"By using these methods, we're discovering a lot of cryptic diversity," he says, explaining that many animals that appear similar actually turn out to be unique species. (And, conversely, even those animals that look vastly different can be male and female versions of the same species.) The genetic analysis, especially as the time and funds required for processing declined, has become an important intermediate step for new species identification. "Even with the leaf deer we were able to generate a lot of DNA data showing it was distinct from the only known deer in the region…. Subsequent examination of morphology showed it was different," Amato says.
The latest DNA testing can even gather readings from animal remains, feathers or even a fecal sample, Amato says.

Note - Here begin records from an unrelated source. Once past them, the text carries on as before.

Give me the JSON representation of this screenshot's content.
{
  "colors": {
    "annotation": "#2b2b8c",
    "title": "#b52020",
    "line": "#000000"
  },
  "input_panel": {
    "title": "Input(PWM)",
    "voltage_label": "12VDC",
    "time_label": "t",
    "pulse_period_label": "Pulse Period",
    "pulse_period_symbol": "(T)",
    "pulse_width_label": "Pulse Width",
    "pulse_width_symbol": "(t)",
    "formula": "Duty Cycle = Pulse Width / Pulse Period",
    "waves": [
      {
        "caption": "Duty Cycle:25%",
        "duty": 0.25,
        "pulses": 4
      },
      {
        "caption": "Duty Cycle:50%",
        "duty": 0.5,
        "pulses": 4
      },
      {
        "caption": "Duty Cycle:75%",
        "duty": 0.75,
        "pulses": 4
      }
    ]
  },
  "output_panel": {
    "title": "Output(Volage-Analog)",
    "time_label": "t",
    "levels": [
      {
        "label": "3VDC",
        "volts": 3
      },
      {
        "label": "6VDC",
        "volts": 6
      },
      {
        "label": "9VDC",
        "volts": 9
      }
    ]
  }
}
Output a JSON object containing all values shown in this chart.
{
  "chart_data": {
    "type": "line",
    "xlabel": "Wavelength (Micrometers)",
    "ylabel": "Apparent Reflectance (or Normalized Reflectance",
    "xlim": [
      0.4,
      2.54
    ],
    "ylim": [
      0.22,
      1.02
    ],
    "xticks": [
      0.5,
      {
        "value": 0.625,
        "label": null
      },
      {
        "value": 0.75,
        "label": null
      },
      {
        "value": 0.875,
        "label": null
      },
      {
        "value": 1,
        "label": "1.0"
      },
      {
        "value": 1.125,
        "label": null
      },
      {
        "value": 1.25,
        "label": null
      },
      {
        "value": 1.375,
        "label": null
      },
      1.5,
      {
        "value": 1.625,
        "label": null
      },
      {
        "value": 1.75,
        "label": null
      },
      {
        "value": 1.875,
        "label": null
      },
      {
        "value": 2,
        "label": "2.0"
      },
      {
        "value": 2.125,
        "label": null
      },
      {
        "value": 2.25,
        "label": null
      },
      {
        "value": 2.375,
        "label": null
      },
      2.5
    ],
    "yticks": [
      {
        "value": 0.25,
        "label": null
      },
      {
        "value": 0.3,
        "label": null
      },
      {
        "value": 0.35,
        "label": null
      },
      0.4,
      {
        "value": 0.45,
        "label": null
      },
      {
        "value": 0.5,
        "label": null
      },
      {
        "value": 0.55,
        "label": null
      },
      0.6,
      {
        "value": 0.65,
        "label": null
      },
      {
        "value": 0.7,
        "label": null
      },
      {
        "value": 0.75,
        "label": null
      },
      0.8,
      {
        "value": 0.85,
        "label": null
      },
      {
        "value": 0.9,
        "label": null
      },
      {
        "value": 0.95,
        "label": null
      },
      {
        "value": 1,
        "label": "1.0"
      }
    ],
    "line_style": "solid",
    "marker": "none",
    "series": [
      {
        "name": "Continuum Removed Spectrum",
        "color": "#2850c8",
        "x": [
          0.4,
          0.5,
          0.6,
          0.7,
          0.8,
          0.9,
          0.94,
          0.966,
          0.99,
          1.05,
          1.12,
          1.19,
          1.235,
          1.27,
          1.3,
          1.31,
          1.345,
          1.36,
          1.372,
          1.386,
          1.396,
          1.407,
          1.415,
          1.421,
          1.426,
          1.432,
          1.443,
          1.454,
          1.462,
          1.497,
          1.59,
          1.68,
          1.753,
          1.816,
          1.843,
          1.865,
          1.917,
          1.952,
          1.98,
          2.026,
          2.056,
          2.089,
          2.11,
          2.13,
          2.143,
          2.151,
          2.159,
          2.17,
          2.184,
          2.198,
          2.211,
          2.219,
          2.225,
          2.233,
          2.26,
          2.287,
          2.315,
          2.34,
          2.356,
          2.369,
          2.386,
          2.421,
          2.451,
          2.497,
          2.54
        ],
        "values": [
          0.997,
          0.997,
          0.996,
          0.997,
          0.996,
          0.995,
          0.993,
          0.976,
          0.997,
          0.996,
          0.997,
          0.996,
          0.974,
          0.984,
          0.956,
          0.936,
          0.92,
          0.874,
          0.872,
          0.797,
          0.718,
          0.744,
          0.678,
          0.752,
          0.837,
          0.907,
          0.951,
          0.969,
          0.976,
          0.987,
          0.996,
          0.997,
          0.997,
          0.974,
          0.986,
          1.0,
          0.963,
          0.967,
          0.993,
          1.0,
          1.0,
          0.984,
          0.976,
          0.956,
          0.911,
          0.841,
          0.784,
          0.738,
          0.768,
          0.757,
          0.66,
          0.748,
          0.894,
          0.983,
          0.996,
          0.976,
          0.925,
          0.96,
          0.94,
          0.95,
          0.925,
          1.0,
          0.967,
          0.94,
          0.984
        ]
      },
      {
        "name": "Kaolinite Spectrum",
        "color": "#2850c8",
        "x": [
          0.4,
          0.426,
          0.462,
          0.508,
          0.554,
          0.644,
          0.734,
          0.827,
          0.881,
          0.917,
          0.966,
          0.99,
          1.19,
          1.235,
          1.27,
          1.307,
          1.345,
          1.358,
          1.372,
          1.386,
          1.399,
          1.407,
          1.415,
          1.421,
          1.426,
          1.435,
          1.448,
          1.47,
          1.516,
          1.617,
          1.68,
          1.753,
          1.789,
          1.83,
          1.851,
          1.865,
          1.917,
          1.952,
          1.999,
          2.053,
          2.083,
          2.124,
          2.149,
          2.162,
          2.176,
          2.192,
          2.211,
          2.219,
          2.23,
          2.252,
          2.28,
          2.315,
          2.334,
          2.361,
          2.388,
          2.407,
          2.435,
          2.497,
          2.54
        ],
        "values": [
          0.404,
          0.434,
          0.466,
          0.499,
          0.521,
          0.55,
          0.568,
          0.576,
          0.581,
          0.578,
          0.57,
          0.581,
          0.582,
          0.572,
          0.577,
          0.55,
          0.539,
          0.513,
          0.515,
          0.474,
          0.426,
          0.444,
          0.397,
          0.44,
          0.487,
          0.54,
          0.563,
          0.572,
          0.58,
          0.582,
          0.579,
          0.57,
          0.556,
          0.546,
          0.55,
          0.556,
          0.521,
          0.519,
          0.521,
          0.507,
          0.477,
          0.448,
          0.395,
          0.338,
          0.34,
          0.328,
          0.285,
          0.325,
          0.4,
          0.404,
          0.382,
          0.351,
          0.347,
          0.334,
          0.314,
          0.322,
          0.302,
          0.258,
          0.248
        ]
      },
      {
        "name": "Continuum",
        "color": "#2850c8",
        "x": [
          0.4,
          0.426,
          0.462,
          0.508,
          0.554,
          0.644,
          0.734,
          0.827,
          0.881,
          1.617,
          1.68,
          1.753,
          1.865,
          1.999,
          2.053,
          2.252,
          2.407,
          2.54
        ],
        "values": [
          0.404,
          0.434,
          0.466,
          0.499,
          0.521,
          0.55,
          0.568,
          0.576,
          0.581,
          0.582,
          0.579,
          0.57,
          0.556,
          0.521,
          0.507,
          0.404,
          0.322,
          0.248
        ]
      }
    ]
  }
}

But even as these species are at last being catalogued, their habitats are being threatened by deforestation and mineral mining. "The eastern Himalayas squeeze between the two rising Asian superpowers, China and India—and these countries need resources," he says.
Climate change, too, is already being felt in the heart of the Himalayas. "As it gets warmer, ecosystems literally begin to move up to adjust to these new temperatures," he says. And animals that already live at the top altitudes, such as snow leopards, don't have any more habitat to move into. Rapid glacial melting has also caused devastating floods, Miceler notes, which have decimated human settlements along with important animal habitats.
But living in an area of political dispute seems to have helped to protect some of these animals. "It's a no-man's-land where not many people are allowed to go," Miceler says. He likens the area to the demilitarized zone, a stretch of land between North and South Korea, which, he says, "is incredibly intact." Such a location has "actually preserved them," he says. "In some senses, the restrictions on these areas have kept away forms of development that would have sped up the degradation, such as logging."
Such a dubious status, however, does have its detractions, Amato says. It protects the area from easy development, but "on the other hand, you can't have a secure protected area," he notes. And the status quo of political limbo becomes crucial to retaining the current levels of biodiversity. Now, for instance, as relations between northern Myanmar (Burma) and China have improved, more areas for trade and resource exploitation have opened up, he explains. "All in all, I would take a secure network of protected areas over a politically unstable place. That's a better hope for long-term conservation of species," he says.